When this concept is applied to psychology it is used to help people see themselves and the problems they have as part of a greater whole. Somehow, this is quite helpful. Because of the successes that have come with this approach, this is a small but growing field of study in psychology. The International Systemic Constellation Association (ISCA) currently has 222 members spanning the globe and according to Wikipedia is being integrated by thousands of practitioners world wide. (No independent source is given for this claim.) This is a very small number of people; it is only slightly larger than the field of parapsychology. That is not surprising however, given the animosity that the field of clinical psychology has towards any theories that involve an expanded view of consciousness.
In the Systemic Constellation system, people are treated as members of larger groups and the impact of those groups on the individual is given significant importance in therapy. The groups may be as small as a family or as large as an entire nation. One area of focus with this system for example is the enduring effects of slavery on the psyche’s of men and women generations removed from this horror.
Licensed Independent Clinical Social Worker Lisa Iverson writes:
The human tendency to avoid reconnection with feelings regarding this long chapter in U.S. history is an aspect of trauma’s “freeze” response. This frozenness has kept us from recognizing slavery’s contribution to the American and global economy, and today we all pay the price for ignoring enslaved African Americans’ contributions. These unhealed, unacknowledged collective wounds of slavery’s landscape cuts us off from creating sustainable, just solutions for today’s economy. We deeply need one another to melt these frozen traumas.
According to practitioner Dan Booth Cohen PhD:
Systemic constellations reveal and transform embedded patterns that are otherwise very challenging to understand and change. Intellectually, we may recognize patterns of negative behaviors and destructive relationships, but in practice it can be extremely difficult to free ourselves from the ones that feel most unwanted. Through this process we become aware of the complex web of interconnection reaching into our present from generations past. Experiencing this interconnectedness so directly has an amazingly freeing effect.

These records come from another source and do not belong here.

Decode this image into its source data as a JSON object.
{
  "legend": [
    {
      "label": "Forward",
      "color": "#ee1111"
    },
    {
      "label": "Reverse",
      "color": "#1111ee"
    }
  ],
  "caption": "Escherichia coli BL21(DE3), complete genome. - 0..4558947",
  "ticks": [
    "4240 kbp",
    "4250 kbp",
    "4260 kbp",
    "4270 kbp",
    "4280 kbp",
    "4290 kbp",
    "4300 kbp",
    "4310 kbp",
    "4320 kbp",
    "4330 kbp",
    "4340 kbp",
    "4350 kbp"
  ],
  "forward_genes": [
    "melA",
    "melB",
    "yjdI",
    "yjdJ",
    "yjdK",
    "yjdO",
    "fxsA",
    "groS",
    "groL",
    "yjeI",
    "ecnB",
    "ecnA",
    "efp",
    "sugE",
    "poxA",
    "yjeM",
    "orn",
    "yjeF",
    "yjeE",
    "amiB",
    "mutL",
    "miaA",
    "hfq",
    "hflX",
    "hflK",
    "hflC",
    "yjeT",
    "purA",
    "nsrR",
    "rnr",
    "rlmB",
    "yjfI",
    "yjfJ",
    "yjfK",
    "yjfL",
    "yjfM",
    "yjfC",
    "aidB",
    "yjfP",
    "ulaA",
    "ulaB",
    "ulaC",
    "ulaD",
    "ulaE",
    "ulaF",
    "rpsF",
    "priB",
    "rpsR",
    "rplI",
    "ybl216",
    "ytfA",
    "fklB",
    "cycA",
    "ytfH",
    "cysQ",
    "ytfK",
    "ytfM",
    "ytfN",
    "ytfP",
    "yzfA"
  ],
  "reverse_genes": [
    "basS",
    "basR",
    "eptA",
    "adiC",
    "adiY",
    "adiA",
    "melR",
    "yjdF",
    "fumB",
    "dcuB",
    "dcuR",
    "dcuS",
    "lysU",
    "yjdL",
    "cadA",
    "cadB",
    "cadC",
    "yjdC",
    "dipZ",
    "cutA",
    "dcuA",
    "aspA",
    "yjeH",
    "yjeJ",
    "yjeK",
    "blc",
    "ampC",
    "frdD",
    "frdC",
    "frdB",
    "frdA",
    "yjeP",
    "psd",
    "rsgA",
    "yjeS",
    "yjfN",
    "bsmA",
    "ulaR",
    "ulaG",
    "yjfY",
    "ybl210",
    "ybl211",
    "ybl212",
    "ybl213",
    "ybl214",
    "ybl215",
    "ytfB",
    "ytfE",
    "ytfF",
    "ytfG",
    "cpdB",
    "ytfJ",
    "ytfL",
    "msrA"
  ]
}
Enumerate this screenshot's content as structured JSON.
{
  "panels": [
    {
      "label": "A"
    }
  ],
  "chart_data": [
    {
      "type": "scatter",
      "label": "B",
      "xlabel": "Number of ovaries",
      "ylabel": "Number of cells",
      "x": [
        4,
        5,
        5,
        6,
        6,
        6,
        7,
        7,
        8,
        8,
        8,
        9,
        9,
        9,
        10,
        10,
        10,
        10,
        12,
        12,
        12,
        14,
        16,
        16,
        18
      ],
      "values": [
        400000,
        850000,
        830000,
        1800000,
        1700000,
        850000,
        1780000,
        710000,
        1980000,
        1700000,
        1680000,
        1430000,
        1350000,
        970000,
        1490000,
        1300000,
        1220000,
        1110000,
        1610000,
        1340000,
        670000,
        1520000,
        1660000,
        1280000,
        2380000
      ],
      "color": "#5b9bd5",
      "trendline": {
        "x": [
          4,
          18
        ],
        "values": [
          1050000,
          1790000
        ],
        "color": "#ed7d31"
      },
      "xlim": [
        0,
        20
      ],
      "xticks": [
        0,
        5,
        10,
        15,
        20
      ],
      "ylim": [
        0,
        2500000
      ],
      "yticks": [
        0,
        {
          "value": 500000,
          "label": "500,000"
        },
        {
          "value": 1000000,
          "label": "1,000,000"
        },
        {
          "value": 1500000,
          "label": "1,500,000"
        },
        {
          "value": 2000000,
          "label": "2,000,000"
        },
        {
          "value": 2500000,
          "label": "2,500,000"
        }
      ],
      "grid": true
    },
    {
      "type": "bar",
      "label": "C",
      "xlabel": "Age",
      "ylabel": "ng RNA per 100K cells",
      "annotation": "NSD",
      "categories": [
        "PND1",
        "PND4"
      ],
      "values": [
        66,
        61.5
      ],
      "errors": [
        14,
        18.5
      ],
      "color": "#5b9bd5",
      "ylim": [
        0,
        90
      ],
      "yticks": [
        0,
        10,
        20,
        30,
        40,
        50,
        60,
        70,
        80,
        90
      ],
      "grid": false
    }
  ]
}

To put this in more pedestrian terms: Hey! It works! Do it again! The people who practice this technique do it for that one simple reason. I am all in favor of practicality in psychology. Personally, in my admittedly quick review of the literature, I find that the practitioners are very much moved by what they experience in healing their clients. There are several instances in the literature that I read where the language these practitioners use is almost poetic. What that says to me is that they have hit a well of emotional depth that they are bravely exploring; it seems to be very difficult for them to explain this in the dry, clinical terms that one so commonly finds in psychology research. Is this not more real than a list of pathologies and their symptoms? I think so.
This method is the antithesis of modern psychology. While most studies focus on breaking humans into their individual parts and classifying them, this method treats us not only as a whole, but as part of a greater whole. I would term this Holistic Psychology, which, like its Holistic medicine counterpart, seems to work better than classical models. Hmmm.